Initial estimates from the storm’s destruction are now being released, and much of it is not covered.
Homeowners in Florida and other states along Hurricane Ian’s path could face uninsured losses as high as $17 billion due to flooding damage, according to new estimates released by CoreLogic.
The estimates show that damages not covered by insurance will be between $10 billion and $17 billion.
The uninsured losses from Hurricane Ian are expected to be nearly the same as what the covered losses are predicted to be, which is somewhere in the range of $8 billion and $18 billion. The reason that the uninsured losses are expected to be so high is due to the devastation left behind by overland flooding from the storm.
Although wind damage is typically covered by a standard homeowners’ insurance policy, this is not the case for overland flood damage. While flooding damage from a broken pipe or from rain coming in through a window broken by wind would be covered, water coming in from rising waters due to flooding – such as from excessive rain or storm surge – is not unless specific coverage was purchased. Those policies are usually sold through the National Flood Insurance program, offered by FEMA.
Only about 13 percent of Florida homes were covered by NFIP policies when Hurricane Ian hit.
Homeowners across the United States will usually choose not to purchase additional flood insurance coverage through NFIP unless they live in a designated flood plain – which are the areas that FEMA deems to be at high flooding risk. According to the Milliman actuarial firm’s analysis of the storm, even in the counties where mandatory or voluntary evacuation orders were put into place ahead of the storm, only about 18 percent of the homes were covered by flood insurance.

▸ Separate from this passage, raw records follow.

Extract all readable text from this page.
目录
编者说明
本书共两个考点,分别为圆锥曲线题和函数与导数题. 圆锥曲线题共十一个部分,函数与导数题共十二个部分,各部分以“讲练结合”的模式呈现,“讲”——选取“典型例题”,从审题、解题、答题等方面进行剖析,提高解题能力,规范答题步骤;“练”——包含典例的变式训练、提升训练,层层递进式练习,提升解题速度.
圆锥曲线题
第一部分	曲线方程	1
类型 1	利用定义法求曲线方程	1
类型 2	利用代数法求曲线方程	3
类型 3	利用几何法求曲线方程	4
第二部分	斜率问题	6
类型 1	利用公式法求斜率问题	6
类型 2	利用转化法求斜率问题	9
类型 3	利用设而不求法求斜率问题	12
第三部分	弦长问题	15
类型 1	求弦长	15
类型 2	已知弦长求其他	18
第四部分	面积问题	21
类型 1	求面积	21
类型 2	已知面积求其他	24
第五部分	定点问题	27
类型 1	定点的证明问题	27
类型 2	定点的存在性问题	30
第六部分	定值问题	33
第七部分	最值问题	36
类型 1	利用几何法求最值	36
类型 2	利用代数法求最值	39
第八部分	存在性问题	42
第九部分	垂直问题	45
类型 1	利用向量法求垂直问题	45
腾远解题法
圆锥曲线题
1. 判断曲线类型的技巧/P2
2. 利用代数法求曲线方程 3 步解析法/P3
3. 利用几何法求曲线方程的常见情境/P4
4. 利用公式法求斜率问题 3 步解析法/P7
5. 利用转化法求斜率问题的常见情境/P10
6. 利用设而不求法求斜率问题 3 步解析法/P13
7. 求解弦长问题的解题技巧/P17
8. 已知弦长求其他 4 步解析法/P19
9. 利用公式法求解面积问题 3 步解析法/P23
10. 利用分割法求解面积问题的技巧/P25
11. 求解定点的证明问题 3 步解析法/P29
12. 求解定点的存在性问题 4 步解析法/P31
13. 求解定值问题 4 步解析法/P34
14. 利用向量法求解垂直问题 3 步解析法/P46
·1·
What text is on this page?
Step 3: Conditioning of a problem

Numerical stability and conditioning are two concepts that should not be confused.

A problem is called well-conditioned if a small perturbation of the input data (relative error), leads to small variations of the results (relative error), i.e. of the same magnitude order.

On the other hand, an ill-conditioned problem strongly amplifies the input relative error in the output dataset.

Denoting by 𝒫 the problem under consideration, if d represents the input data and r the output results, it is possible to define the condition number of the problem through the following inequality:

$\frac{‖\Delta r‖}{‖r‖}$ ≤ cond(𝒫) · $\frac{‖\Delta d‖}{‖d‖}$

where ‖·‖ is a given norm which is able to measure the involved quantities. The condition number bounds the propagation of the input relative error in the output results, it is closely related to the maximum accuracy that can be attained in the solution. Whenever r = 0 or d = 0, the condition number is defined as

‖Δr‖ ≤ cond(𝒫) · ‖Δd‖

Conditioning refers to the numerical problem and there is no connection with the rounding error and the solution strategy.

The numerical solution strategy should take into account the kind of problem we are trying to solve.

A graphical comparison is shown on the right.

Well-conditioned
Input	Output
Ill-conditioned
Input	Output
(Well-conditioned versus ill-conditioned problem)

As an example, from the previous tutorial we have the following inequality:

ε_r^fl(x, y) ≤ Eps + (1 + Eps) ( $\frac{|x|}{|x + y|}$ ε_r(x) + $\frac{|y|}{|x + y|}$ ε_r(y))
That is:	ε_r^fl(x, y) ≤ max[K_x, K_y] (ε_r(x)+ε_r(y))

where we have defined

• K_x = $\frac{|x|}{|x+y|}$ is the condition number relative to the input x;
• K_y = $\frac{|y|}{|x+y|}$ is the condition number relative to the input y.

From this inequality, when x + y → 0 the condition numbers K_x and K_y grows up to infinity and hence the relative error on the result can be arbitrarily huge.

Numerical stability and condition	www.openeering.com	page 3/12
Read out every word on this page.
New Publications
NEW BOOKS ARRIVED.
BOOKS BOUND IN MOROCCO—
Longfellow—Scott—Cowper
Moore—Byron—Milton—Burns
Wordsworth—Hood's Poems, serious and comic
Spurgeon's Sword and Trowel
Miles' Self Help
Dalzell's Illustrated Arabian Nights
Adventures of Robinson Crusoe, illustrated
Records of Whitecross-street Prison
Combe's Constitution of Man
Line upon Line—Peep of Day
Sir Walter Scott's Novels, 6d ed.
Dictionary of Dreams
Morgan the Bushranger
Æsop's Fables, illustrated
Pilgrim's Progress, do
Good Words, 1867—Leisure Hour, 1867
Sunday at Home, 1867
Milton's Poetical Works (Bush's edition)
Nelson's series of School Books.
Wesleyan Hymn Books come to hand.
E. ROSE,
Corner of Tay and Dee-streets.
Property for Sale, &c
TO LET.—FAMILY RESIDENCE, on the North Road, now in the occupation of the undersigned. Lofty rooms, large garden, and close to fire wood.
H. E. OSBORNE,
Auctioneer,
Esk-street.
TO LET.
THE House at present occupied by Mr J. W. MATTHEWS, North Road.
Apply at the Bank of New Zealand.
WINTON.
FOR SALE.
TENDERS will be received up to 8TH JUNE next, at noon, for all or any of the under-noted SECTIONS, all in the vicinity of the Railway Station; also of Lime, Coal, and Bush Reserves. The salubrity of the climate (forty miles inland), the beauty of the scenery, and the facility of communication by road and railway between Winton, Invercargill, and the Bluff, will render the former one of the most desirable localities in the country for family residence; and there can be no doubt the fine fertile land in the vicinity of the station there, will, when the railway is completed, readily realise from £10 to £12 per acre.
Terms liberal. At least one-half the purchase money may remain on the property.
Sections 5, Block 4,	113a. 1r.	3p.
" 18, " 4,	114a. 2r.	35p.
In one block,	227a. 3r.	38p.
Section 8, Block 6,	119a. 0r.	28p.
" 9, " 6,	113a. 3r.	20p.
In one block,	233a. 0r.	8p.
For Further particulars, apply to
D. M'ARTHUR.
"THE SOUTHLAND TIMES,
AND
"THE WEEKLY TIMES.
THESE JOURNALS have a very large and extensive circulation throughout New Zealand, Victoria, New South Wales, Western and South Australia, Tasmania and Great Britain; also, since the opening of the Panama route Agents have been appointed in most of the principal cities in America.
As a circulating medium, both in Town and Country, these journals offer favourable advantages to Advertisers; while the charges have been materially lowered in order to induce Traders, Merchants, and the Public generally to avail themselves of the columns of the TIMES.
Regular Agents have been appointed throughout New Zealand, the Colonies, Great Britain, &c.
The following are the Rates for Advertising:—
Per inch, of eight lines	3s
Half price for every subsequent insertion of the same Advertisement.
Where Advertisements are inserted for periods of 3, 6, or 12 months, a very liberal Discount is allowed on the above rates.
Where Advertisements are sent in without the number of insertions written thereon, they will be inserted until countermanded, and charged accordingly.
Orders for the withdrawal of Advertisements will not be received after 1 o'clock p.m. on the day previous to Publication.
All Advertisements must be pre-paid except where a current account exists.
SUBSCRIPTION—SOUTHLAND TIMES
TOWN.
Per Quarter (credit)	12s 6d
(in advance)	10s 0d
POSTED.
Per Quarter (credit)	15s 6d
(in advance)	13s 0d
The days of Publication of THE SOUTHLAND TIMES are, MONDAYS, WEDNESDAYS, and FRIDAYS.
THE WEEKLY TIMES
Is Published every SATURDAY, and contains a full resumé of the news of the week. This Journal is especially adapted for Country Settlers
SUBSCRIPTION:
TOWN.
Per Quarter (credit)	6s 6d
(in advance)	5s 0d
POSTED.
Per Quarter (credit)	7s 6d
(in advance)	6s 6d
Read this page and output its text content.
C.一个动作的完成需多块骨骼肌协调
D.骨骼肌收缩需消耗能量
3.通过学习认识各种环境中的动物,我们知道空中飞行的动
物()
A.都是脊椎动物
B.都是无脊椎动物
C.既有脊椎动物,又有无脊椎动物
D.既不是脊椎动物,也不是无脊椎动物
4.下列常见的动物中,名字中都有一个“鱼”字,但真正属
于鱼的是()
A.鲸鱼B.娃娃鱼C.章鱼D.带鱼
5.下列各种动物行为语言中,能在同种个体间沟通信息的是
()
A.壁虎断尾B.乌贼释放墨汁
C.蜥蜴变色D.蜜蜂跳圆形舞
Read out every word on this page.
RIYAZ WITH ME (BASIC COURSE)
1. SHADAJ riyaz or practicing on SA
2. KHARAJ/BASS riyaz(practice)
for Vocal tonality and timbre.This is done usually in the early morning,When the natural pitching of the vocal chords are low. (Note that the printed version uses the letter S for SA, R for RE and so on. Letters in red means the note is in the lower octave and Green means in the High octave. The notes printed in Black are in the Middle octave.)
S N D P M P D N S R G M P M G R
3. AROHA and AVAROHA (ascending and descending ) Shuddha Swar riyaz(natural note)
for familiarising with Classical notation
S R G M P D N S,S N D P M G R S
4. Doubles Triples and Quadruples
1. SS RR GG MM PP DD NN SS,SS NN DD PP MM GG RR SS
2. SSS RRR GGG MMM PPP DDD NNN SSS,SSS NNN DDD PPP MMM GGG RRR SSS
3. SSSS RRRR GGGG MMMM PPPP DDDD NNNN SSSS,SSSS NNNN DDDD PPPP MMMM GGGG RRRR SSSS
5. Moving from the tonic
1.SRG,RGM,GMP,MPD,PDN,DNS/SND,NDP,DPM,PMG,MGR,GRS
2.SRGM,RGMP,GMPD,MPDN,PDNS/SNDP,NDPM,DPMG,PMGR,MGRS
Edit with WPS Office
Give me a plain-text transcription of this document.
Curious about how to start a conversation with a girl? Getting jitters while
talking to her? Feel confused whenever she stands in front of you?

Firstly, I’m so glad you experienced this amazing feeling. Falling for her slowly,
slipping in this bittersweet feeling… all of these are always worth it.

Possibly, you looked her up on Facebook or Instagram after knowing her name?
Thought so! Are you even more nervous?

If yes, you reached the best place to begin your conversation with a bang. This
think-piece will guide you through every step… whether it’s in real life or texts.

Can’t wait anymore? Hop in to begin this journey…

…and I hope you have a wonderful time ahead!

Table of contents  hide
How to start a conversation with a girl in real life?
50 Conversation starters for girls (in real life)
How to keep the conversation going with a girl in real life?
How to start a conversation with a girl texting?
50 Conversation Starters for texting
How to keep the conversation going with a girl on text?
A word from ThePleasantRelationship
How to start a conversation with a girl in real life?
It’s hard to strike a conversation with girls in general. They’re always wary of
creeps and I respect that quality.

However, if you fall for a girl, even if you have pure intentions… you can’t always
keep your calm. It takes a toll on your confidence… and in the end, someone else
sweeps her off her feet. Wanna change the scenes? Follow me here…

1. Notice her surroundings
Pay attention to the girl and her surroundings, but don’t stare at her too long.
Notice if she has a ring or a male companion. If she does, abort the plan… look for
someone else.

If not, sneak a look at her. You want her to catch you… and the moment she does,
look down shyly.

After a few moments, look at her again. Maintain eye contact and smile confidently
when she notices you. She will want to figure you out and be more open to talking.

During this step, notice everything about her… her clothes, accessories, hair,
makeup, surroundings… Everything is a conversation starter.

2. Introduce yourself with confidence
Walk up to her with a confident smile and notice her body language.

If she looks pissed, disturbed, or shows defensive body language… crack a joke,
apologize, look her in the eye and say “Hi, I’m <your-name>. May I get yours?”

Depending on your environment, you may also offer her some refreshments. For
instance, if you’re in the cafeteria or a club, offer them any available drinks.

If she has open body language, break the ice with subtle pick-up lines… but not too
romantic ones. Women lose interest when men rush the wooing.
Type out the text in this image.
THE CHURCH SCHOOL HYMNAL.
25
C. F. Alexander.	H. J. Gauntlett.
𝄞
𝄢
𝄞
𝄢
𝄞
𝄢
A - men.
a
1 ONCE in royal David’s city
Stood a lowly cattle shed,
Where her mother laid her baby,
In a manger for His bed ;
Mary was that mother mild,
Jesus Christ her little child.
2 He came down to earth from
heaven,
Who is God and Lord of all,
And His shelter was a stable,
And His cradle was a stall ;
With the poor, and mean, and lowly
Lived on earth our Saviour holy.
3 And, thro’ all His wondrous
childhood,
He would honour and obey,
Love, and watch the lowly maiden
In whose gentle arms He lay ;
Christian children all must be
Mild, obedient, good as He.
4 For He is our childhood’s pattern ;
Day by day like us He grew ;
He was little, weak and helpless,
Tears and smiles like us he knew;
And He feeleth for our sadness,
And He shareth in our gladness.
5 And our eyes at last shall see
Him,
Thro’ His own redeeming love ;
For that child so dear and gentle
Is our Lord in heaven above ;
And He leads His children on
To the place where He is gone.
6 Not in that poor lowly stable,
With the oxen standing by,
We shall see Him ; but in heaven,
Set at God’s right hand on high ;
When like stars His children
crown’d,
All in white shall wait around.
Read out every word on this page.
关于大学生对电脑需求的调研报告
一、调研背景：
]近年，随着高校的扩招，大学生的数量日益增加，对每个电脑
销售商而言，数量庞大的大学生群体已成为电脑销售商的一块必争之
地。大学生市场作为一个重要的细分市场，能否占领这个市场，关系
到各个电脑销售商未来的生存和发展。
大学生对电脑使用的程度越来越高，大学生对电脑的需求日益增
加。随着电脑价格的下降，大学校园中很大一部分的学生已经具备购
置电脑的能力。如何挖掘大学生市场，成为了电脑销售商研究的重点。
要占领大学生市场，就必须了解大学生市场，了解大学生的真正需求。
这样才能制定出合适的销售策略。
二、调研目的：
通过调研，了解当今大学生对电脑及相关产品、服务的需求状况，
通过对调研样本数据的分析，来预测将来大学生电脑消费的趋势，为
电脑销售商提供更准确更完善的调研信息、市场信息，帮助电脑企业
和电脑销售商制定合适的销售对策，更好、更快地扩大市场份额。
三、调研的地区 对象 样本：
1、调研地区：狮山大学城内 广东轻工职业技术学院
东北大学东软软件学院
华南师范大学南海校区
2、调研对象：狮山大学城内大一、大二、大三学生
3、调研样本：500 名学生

The reason many homeowners not living in flood plains choose not to purchase the extra coverage is that it is not required by their mortgage lenders. However, this doesn’t mean that their homes are not at risk of damage flooding. This is particularly true of the record setting storm surges brought up from the Gulf of Mexico as Hurricane Ian made landfall in Florida, sending water rushing up into homes and flooding entire streets.